I’m a pretty big Dr. Phil fan. I have always liked his straightforwardness and I appreciate his insight. My background is in psychology and working with the chronically mentally ill, so the things that Dr. Phil says and the methods that he seems to follow are paths that I feel I’ve been down before. I appreciate when people are straight-up with me. I’d much rather you take three minutes to tell me how you are truly feeling than dance around an issue for a week. Not to be too blunt, but none of us has time for that! I want to know and I want you to tell me so that we can work to get through it.
A few weeks ago, I was watching a Dr. Phil show about a mother and daughter who were so enmeshed that the mother expressed her hatred for her son-in-law, who “took her daughter away” from her. The daughter visited her mother for hours almost every day and felt that she was in charge of her mother’s happiness. The mother usually forgot to take care of herself, forgot to eat and appeared to be manipulating the situation. (Although, this is a television show – I am aware that we may not be given the entire story.) One of the things that Dr. Phil said to the daughter that stuck out to me (and which I promptly wrote down because it applies to so many situations) is, “Stop protecting her from the natural consequences of her behavior.”
I have had “natural consequences” on the brain for about the last ten years, but I’d never heard it put this way – and these words resonated with me. I think that we are all aware that when there is an action, there is a consequence. Whether that’s good or bad or happy or sad isn’t the point. When “A” happens, “B” happens. If you throw a rock up, it will fall down. Those of us who are parents and siblings and grandparents and friends also know that sometimes you feel the need to step in when you see someone you love making (what you think is) a mistake. And sometimes you should! It is our job to look out for those we love and I would agree with that implicitly. But sometimes looking out for them means letting them face consequences. Sometimes it is not in their best interest for us to protect them from the natural consequences of their actions.
There are many levels of this to consider, of course. If a child reaches into a fire, you tell them not to do that or they will get burned. If a teenager gets into a fight over the “honor of one’s mother” (or the like), you talk to them about what might be a better or different choice (if that’s what you believe). If a college student signs a lease and doesn’t have a job set up, you figure out how to make this into a learning experience, help them find a job – and do your best not to get too upset. But if that same child is now thirty, signs a fifth lease, still has no job (except maybe seasonal work) and still looks to you to bail them out, maybe it’s time to stop protecting them from the natural consequences of their actions.

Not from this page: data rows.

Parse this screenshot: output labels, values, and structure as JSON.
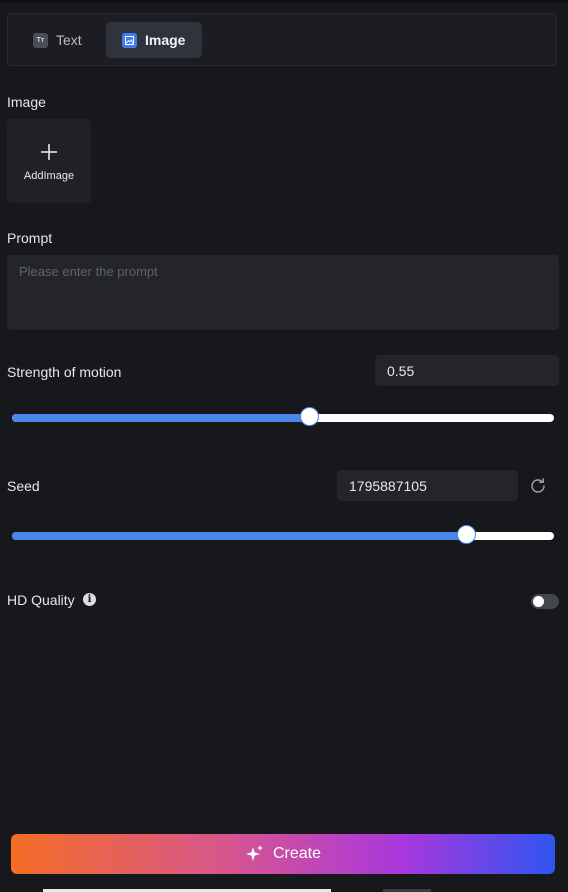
{
  "tabs": [
    {
      "label": "Text",
      "icon": "text-icon",
      "active": false
    },
    {
      "label": "Image",
      "icon": "image-icon",
      "active": true
    }
  ],
  "image_section": {
    "label": "Image",
    "add_label": "AddImage",
    "add_icon": "plus-icon"
  },
  "prompt": {
    "label": "Prompt",
    "placeholder": "Please enter the prompt",
    "value": ""
  },
  "strength": {
    "label": "Strength of motion",
    "value": "0.55",
    "fraction": 0.55
  },
  "seed": {
    "label": "Seed",
    "value": "1795887105",
    "fraction": 0.84,
    "refresh_icon": "refresh-icon"
  },
  "hd_quality": {
    "label": "HD Quality",
    "info_icon": "info-icon",
    "enabled": false
  },
  "create_button": {
    "label": "Create",
    "icon": "sparkle-icon"
  },
  "colors": {
    "accent": "#4a86e8",
    "background": "#17181c",
    "gradient_start": "#f46d23",
    "gradient_end": "#2f55f0"
  }
}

Here is what we know about human behavior: It is easier to do what’s easy. If you and I go to the movies every single week and I always “forget” to bring my purse, knowing that you’ll pay, we have now set a precedent. I’m going to take advantage of you and you are going to be the sucker. We have both agreed to this unwritten contract and we will continue to go to the movies every week – on you. If after that second week you look at me and say, “That really stinks that you left your purse at home! Why don’t we meet up for a walk in the park next week? I’m going to go to my movie. Bye!” you’ve set a very different precedent. I now don’t get to go to the movies, I know that you aren’t as easy to take advantage of as I thought, and I know that you don’t see me as a victim who needs to be saved. So then, it is all on me to either change, pout, and/or look for a new victim, but you are off the hook and I have to deal with the consequences.
This last Thanksgiving, my 11-year-old son decided that he wanted to wear shorts. We were driving to my mother-in-law’s house and then my mother’s house, so we would be gone for a good eight hours of the day. It was about 45 degrees outside (which most Chicagoans can tell you is more like 60 in our minds – yes, I wear shorts when it’s 50 degrees) and we’d be in the car or a house for the majority of the time we were away. I mentioned putting pants on because of the weather (as did my husband), but my son was set on the shorts. My comment about this was, “Okay, that’s fine if this is your decision, but I don’t want to hear about it if you’re cold!” By the time we got to my mother’s house that evening, my son (who never once complained) kept his jacket on. Because he was cold. These were the natural consequences of his actions. You choose to wear shorts when it’s 45 degrees? You might be cold. (For the record, I always have blankets and extra jackets in the car, so his decision could have been altered by me if the car broke down, an emergency happened, etc.) Not everyone will have the same parenting philosophy as me, but I believe that these moments – where no one is going to get hurt, burned, poisoned or frozen – are the teaching moments. And the next time he decides to wear shorts on a 40-something degree day, we can have a discussion about what he just experienced on Thanksgiving.
This is a small example in a huge field of situations. It is the same advice – on a larger scale – that you hear from therapists, drug interventionists, life coaches and other professionals. It is our job as loved ones to try to help those we love, but when you love people into helplessness, you are not helping them – you are helping yourself feel less guilty. It is the same as the old saying, “Give a man a fish and you feed him for a day; Teach a man to fish and you feed him for a lifetime.” When we are made to face the natural consequences of our actions, we are forced to learn to fish. Take care of yourself and those you love in the healthiest way you can. It isn’t always easy, but when something is easy, it is not always the best choice.